Outgoing chief executive warns of ‘uncertain’ global conditions

ANZ has released its first set of fully incorporated interim results following its acquisition of Suncorp Bank in mid-2024.
As with other members of the Big Four, ANZ faced tough lending competition during the reporting period, causing net interest margins (NIMs) to decline by six basis points to 2.38% across the banking segment'.
Westpac’s results and NAB’s results highlighted similar trends earlier this week.
ANZ similarly saw an increase in non-performing loans during the first half, which the bank chalked up to “defaults on well secured mortgages in the Australia Retail and New Zealand divisions where 90+ days past due delinquency rates have increased”, as well as the acquisition of Suncorp Bank.
While lending volumes in ANZ’s Australian Retail division increased, NIMs contracted by 10 basis points on a year-on-year basis to 1.84% due to “home loan pricing competition and higher net funding costs”. Operating income also took a hit due to inflation.
NIMs contracted by seven basis points to 2.53% in the Australian Commercial division due to “asset margin contraction from pricing competition, unfavourable deposit margin and mix with a shift towards lower margin savings and term deposits”.

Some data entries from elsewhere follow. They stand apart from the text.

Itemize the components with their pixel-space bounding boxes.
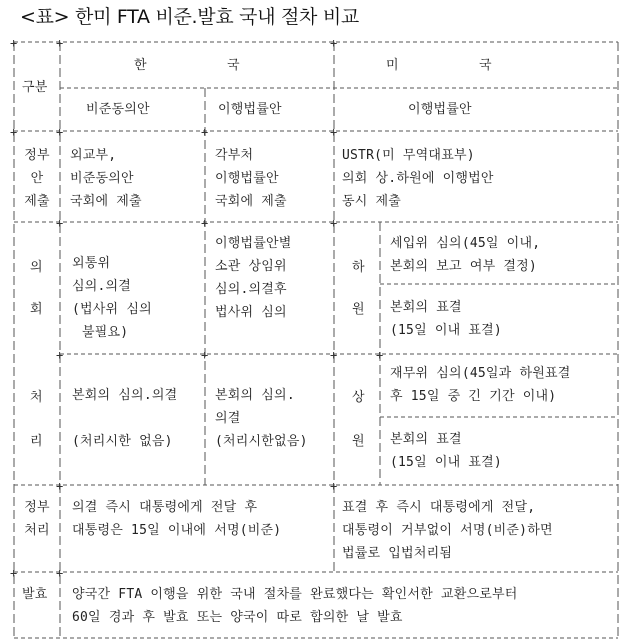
gov-us: 표결 후 즉시 대통령에게 전달, 대통령이 거부없이 서명(비준)하면 법률로 입법처리됨 bbox=[342, 500, 553, 561]
svg-text:+: + bbox=[330, 125, 338, 139]
senate-label-1: 상 bbox=[352, 390, 365, 405]
svg-text:+: + bbox=[56, 36, 64, 50]
submit-korea-impl: 각부처 이행법률안 국회에 제출 bbox=[215, 148, 287, 209]
row-label-process-2: 회 bbox=[30, 302, 43, 317]
svg-text:+: + bbox=[56, 125, 64, 139]
svg-text:+: + bbox=[330, 216, 338, 230]
process-korea-ratify-lower: 본회의 심의.의결 (처리시한 없음) bbox=[72, 388, 178, 449]
header-korea-impl: 이행법률안 bbox=[218, 102, 282, 117]
row-label-gov: 정부 처리 bbox=[24, 500, 50, 538]
svg-text:+: + bbox=[201, 216, 209, 230]
senate-label-2: 원 bbox=[352, 434, 365, 449]
row-label-process-1: 의 bbox=[30, 260, 43, 275]
gov-korea: 의결 즉시 대통령에게 전달 후 대통령은 15일 이내에 서명(비준) bbox=[72, 500, 282, 538]
svg-text:+: + bbox=[330, 348, 338, 362]
submit-korea-ratify: 외교부, 비준동의안 국회에 제출 bbox=[70, 148, 142, 209]
house-plenary: 본회의 표결 (15일 이내 표결) bbox=[390, 300, 502, 338]
row-label-process-3: 처 bbox=[30, 390, 43, 405]
svg-text:+: + bbox=[56, 216, 64, 230]
svg-text:+: + bbox=[56, 348, 64, 362]
table-title: <표> 한미 FTA 비준.발효 국내 절차 비교 bbox=[20, 6, 359, 28]
svg-text:+: + bbox=[201, 348, 209, 362]
process-korea-impl-lower: 본회의 심의. 의결 (처리시한없음) bbox=[215, 388, 308, 449]
house-label-1: 하 bbox=[352, 260, 365, 275]
senate-committee: 재무위 심의(45일과 하원표결 후 15일 중 긴 기간 이내) bbox=[390, 366, 571, 404]
svg-text:+: + bbox=[56, 479, 64, 493]
svg-text:+: + bbox=[376, 348, 384, 362]
header-korea-ratify: 비준동의안 bbox=[86, 102, 150, 117]
row-label-submit: 정부 안 제출 bbox=[24, 148, 50, 209]
process-korea-impl-upper: 이행법률안별 소관 상임위 심의.의결후 법사위 심의 bbox=[215, 236, 292, 320]
submit-us: USTR(미 무역대표부) 의회 상.하원에 이행법안 동시 제출 bbox=[342, 148, 494, 209]
house-label-2: 원 bbox=[352, 302, 365, 317]
process-korea-ratify-upper: 외통위 심의.의결 (법사위 심의 불필요) bbox=[72, 256, 152, 340]
house-committee: 세입위 심의(45일 이내, 본회의 보고 여부 결정) bbox=[390, 236, 541, 274]
effect-text: 양국간 FTA 이행을 위한 국내 절차를 완료했다는 확인서한 교환으로부터 60일 경과 후 발효 또는 양국이 따로 합의한 날 발효 bbox=[72, 587, 518, 625]
header-korea: 한 국 bbox=[134, 58, 240, 73]
senate-plenary: 본회의 표결 (15일 이내 표결) bbox=[390, 432, 502, 470]
header-group-label: 구분 bbox=[22, 80, 48, 95]
svg-text:+: + bbox=[56, 566, 64, 580]
header-us: 미 국 bbox=[386, 58, 492, 73]
svg-text:+: + bbox=[330, 479, 338, 493]
svg-text:+: + bbox=[10, 36, 18, 50]
svg-text:+: + bbox=[201, 125, 209, 139]
svg-text:+: + bbox=[330, 36, 338, 50]
svg-text:+: + bbox=[10, 125, 18, 139]
row-label-effect: 발효 bbox=[22, 587, 48, 602]
row-label-process-4: 리 bbox=[30, 434, 43, 449]
header-us-impl: 이행법률안 bbox=[408, 102, 472, 117]
svg-text:+: + bbox=[10, 566, 18, 580]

Despite the contraction in Retail and Commercial, ANZ’s Institutional division – the bank’s largest and most cash generative – maintained a steady margin at 0.76% (including Markets).

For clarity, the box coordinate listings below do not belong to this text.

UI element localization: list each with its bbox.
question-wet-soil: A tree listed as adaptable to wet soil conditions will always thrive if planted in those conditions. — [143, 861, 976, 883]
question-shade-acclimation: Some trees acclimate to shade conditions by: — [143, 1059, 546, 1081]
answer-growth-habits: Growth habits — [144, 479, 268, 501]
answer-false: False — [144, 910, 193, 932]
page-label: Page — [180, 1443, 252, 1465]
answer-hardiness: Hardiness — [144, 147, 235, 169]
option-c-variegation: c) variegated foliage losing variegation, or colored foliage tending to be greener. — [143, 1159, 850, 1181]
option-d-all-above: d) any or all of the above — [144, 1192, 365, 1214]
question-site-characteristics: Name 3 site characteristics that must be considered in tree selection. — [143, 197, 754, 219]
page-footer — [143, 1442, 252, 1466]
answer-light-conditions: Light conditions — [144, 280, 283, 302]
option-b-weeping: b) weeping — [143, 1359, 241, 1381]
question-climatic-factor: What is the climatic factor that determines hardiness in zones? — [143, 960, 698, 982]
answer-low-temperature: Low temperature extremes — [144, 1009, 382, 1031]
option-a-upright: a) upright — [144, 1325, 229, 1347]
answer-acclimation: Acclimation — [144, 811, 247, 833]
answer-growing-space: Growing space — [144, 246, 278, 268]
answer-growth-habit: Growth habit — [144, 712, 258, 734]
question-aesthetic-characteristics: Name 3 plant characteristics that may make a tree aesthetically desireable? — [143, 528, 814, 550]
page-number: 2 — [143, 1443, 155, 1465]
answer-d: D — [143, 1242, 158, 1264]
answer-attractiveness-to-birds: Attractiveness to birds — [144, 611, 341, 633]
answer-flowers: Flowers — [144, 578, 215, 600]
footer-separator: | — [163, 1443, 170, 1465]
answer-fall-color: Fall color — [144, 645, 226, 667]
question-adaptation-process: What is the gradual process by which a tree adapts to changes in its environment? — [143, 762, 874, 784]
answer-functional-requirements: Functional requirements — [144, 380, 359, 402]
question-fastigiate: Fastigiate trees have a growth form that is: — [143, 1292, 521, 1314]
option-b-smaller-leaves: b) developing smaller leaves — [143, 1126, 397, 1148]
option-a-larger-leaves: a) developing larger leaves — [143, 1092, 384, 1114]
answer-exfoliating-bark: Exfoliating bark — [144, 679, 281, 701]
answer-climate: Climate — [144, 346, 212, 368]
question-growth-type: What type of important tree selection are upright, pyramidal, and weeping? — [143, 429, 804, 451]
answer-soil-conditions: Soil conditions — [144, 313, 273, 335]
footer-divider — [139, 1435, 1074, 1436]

Suncorp Bank delivered a NIMs of 2.12%.
Commenting on the results, outgoing chief executive Shayne Elliot (pictured) said: “The future of global conditions is uncertain and there will continue to be periods of increased volatility. It is times like these that our strong balance sheet, including capital, provisions and liquidity, is critical.”
ANZ was recently rapped by the Australian Prudential Regulation Authority (APRA) for “persistent weaknesses” in its risk-management practices, forcing the bank to increase its capital add-on to $1bn.
Elliot alluded to that development, saying: “Work is underway to strengthen our non-financial risk-management practices and risk culture to meet the Australian Prudential Regulation Authority’s expectations and to embed non-financial risk-management practices consistently across the bank.”